Les premières lueurs de l'aube chassèrent la nuit. Je n'avais pas fermé un seul œil. J'attendis deux claquements de porte avant de me lever. C'était généralement le signe que mes parents et Brandon avaient quitté la maison.

Dans un état second, j'écumai chaque pièce pour rassembler un maximum d'objets coupants. Ciseaux, couteaux, cutter, lames de rasoir.

Chaque blessure que je m'infligeai avec chaque instrument cicatrisa presque aussitôt. Il n'y avait que la douleur que j'éprouvais pour me rappeler que j'étais humaine.

Après cette épreuve, je réduisis mon carnet de santé en confettis dans un accès de fureur. Il était quasiment vierge. En dix-neuf ans, je n'avais eu droit qu'à deux visites médicales de routine. Pas un seul petit rhume. Pas un seul petit bobo depuis ma naissance.

Je possédais le système immunitaire d'un tardigrade.

Je décidai, pour la première fois depuis le début de mon activité de serveuse, de passer la journée dans mon lit à broyer du noir et à pousser des soupirs à fendre l'âme.

MJ laissa des messages sur mon répondeur auxquels je ne répondis pas, très égoïstement. Je n'attendais qu'une chose : pouvoir rejoindre Léo le soir même.

Si mes souvenirs ne me trompaient pas, l'immeuble Berlioz se trouvait dans la résidence privée, deux rues derrière ma maison.

Évaluant la hauteur de la grille d'un coup d'œil rapide, je pris de l'élan pour sauter par-dessus. J'atterris dans l'enceinte sans un bruit avec une agilité surprenante. Je piquai un sprint jusqu'à l'immeuble de mon rendez-vous, en croisant les doigts pour ne pas me faire prendre.

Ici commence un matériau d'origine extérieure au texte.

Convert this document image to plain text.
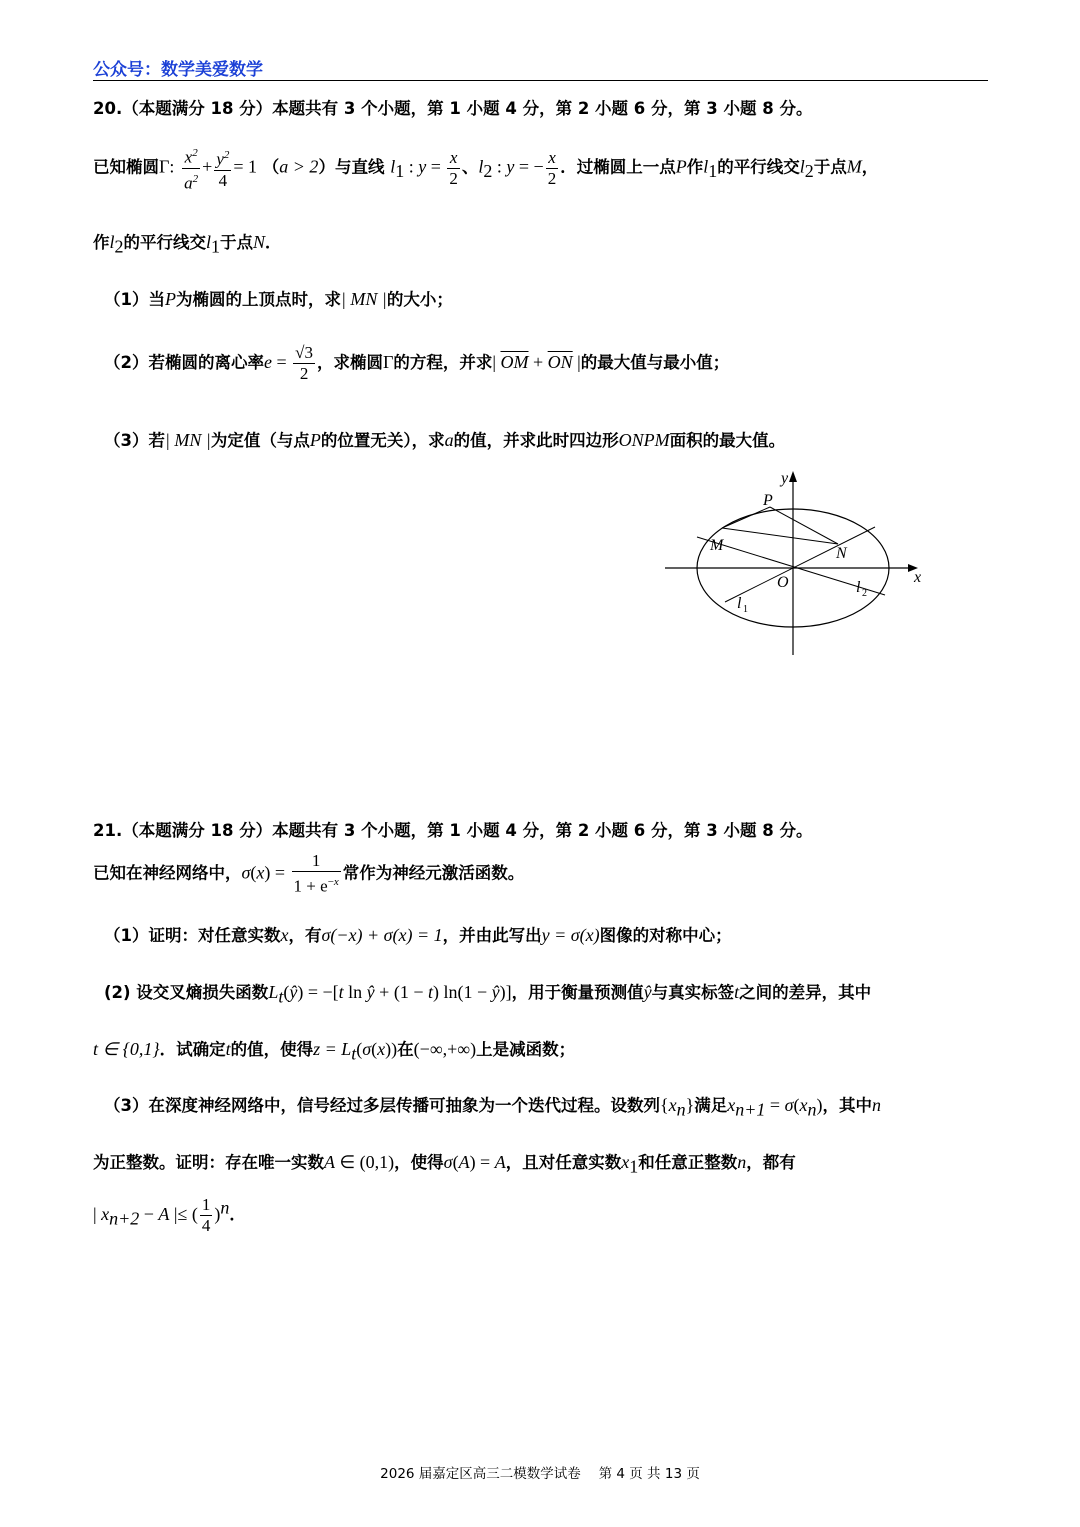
公众号：数学美爱数学
20.（本题满分 18 分）本题共有 3 个小题，第 1 小题 4 分，第 2 小题 6 分，第 3 小题 8 分。
已知椭圆Γ: $\frac{x^2}{a^2} + \frac{y^2}{4} = 1$ （a > 2）与直线 $l_1$ : $y = \frac{x}{2}$ 、$l_2$ : y = − $\frac{x}{2}$ ．过椭圆上一点P作$l_1$的平行线交$l_2$于点M，
作$l_2$的平行线交$l_1$于点N．
（1）当P为椭圆的上顶点时，求| MN |的大小；
（2）若椭圆的离心率$e = \frac{√3}{2}$ ，求椭圆Γ的方程，并求| $\overline{OM} + \overline{ON}$ |的最大值与最小值；
（3）若| MN |为定值（与点P的位置无关），求a的值，并求此时四边形ONPM面积的最大值。
y
x
O
P
M	N
l 1
l 2
21.（本题满分 18 分）本题共有 3 个小题，第 1 小题 4 分，第 2 小题 6 分，第 3 小题 8 分。
已知在神经网络中，$\sigma(x) = \frac{1}{1 + e^{-x}}$ 常作为神经元激活函数。
（1）证明：对任意实数x，有σ(−x) + σ(x) = 1，并由此写出y = σ(x)图像的对称中心；
(2) 设交叉熵损失函数$L_t(ŷ) = -[t$ ln ŷ + (1 − t) ln(1 − ŷ)]，用于衡量预测值ŷ与真实标签t之间的差异，其中
t ∈ {0,1}．试确定t的值，使得$z = L_t(\sigma(x))$在(−∞,+∞)上是减函数；
（3）在深度神经网络中，信号经过多层传播可抽象为一个迭代过程。设数列$\{x_n\}$满足$x_{n+1} = \sigma(x_n)$，其中n
为正整数。证明：存在唯一实数A ∈ (0,1)，使得σ(A) = A，且对任意实数$x_1$和任意正整数n，都有
| $x_{n+2} - A$ |≤ ( $\frac{1}{4} )^n$．
2026 届嘉定区高三二模数学试卷　 第 4 页 共 13 页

- Léo, tu as intérêt à avoir une bonne raison de me faire commettre une telle effraction ! murmurai-je pour moi-même.

Sur la porte blindée du bâtiment, il y avait un cadran avec un clavier numérique. Une ampoule s'alluma au-dessus de ma tête.

0905.

Un déclic m'indiqua que je pouvais pousser la lourde porte. Anxieuse, je pénétrai dans le hall d'entrée. Mon visage se décomposa littéralement en découvrant la pancarte « En panne » au-dessus de l'ascenseur. Tournant la tête vers les escaliers en pierre, je fis la moue.

- Bon, puisqu'il le faut...

Quelques minutes plus tard, essoufflée et en nage, je me retrouvai sur le toit. De l'air, enfin !

La lune, pleine et étincelante, nimbait la petite terrasse d'une couleur argentée. Absorbé dans sa contemplation, mon cœur bondit dans ma cage thoracique quand une main aux doigts squelettiques tomba sur mon épaule.

Je fis volte-face.

- Bon sang, Léo ! Tu m'as fait peur ! J'ai failli...

Je me tue brusquement, les joues empourprées. Sous le coup de l'émotion, je venais de passer du « vous » au « tu ».

Le long manteau noir qu'il portait était muni d'une capuche qui cachait son visage. Comme Voldemort.

- Excusez-moi de vous avoir effrayée, Léona.

Je repris avec plus de douceur :

- Que s'est-il passé ? Qu'avez-vous à me dire ?

- Je dois quitter Corm au plus vite.